Prevenire, quindi, significa fornire la massima quantità di informazioni a tutti coloro che hanno la possibilità di intervenire e che la rete delle figure di riferimento che ruotano attorno a bambini, bambine, ragazzi e ragazze collaborino anche per individuare e prevenire segnali di possibile disagio.
“In alcuni di questi casi, purtroppo, – chiosa Zerman – il trauma dentale è sintomo di maltrattamento o abuso subito dal bambino. Un dramma ancora più difficile da riconoscere e comprendere, specialmente quando i soggetti sono molto piccoli e non hanno la possibilità di esprimersi. Nei casi dubbi sono necessari passaggi progressivi: il primo sospetto deve nascere quando tutto l’insieme del caso è non chiaro e se ci sono determinati parametri, codificati, che fanno nascere il dubbio.

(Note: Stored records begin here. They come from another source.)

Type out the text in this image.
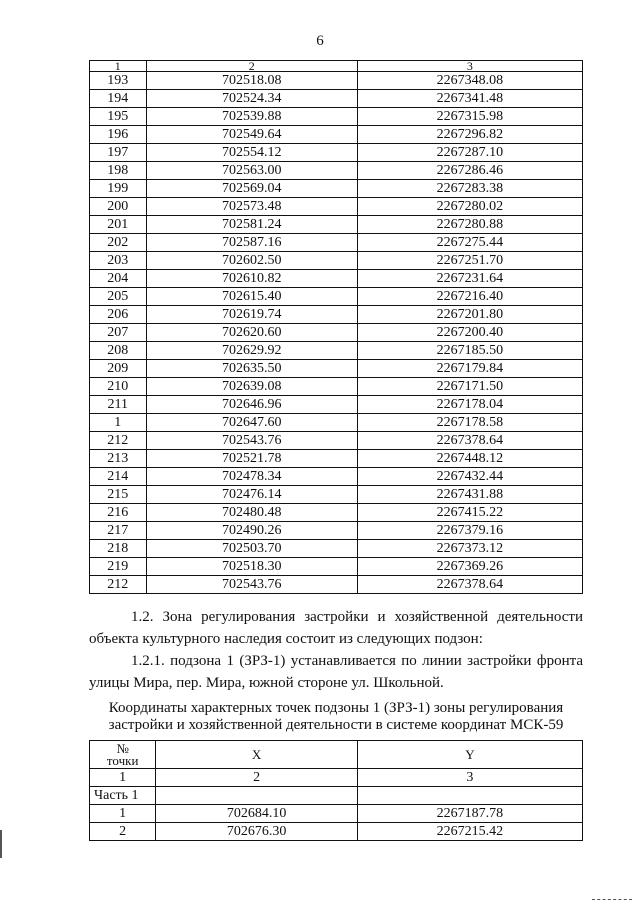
6
1	2	3
193	702518.08	2267348.08
194	702524.34	2267341.48
195	702539.88	2267315.98
196	702549.64	2267296.82
197	702554.12	2267287.10
198	702563.00	2267286.46
199	702569.04	2267283.38
200	702573.48	2267280.02
201	702581.24	2267280.88
202	702587.16	2267275.44
203	702602.50	2267251.70
204	702610.82	2267231.64
205	702615.40	2267216.40
206	702619.74	2267201.80
207	702620.60	2267200.40
208	702629.92	2267185.50
209	702635.50	2267179.84
210	702639.08	2267171.50
211	702646.96	2267178.04
1	702647.60	2267178.58
212	702543.76	2267378.64
213	702521.78	2267448.12
214	702478.34	2267432.44
215	702476.14	2267431.88
216	702480.48	2267415.22
217	702490.26	2267379.16
218	702503.70	2267373.12
219	702518.30	2267369.26
212	702543.76	2267378.64
1.2. Зона регулирования застройки и хозяйственной деятельности объекта культурного наследия состоит из следующих подзон:
1.2.1. подзона 1 (ЗРЗ-1) устанавливается по линии застройки фронта улицы Мира, пер. Мира, южной стороне ул. Школьной.
Координаты характерных точек подзоны 1 (ЗРЗ-1) зоны регулирования
застройки и хозяйственной деятельности в системе координат МСК-59
№
точки	X	Y
1	2	3
Часть 1		
1	702684.10	2267187.78
2	702676.30	2267215.42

La prima azione da compiere è mettersi in contatto con il pediatra curante, che può rassicurare ed effettuare una visita più approfondita per scoprire se ci sono altri segni che possono indicare presunti abusi. Occorre notare anche come reagisce la famiglia a questo tipo di richiesta. Bisogna poi stare vicini al bambino e seguirlo con controlli a brevissima distanza. Se il sospetto diventa più di un sospetto, c’è l’obbligo di denuncia alle autorità giudiziarie, che provvederanno a intervenire anche attraverso gli assistenti sociali. Per prevenire queste situazioni servirebbe coinvolgere gli insegnanti di asili nido e scuole materne, cercando di creare una rete di conoscenza capillare”.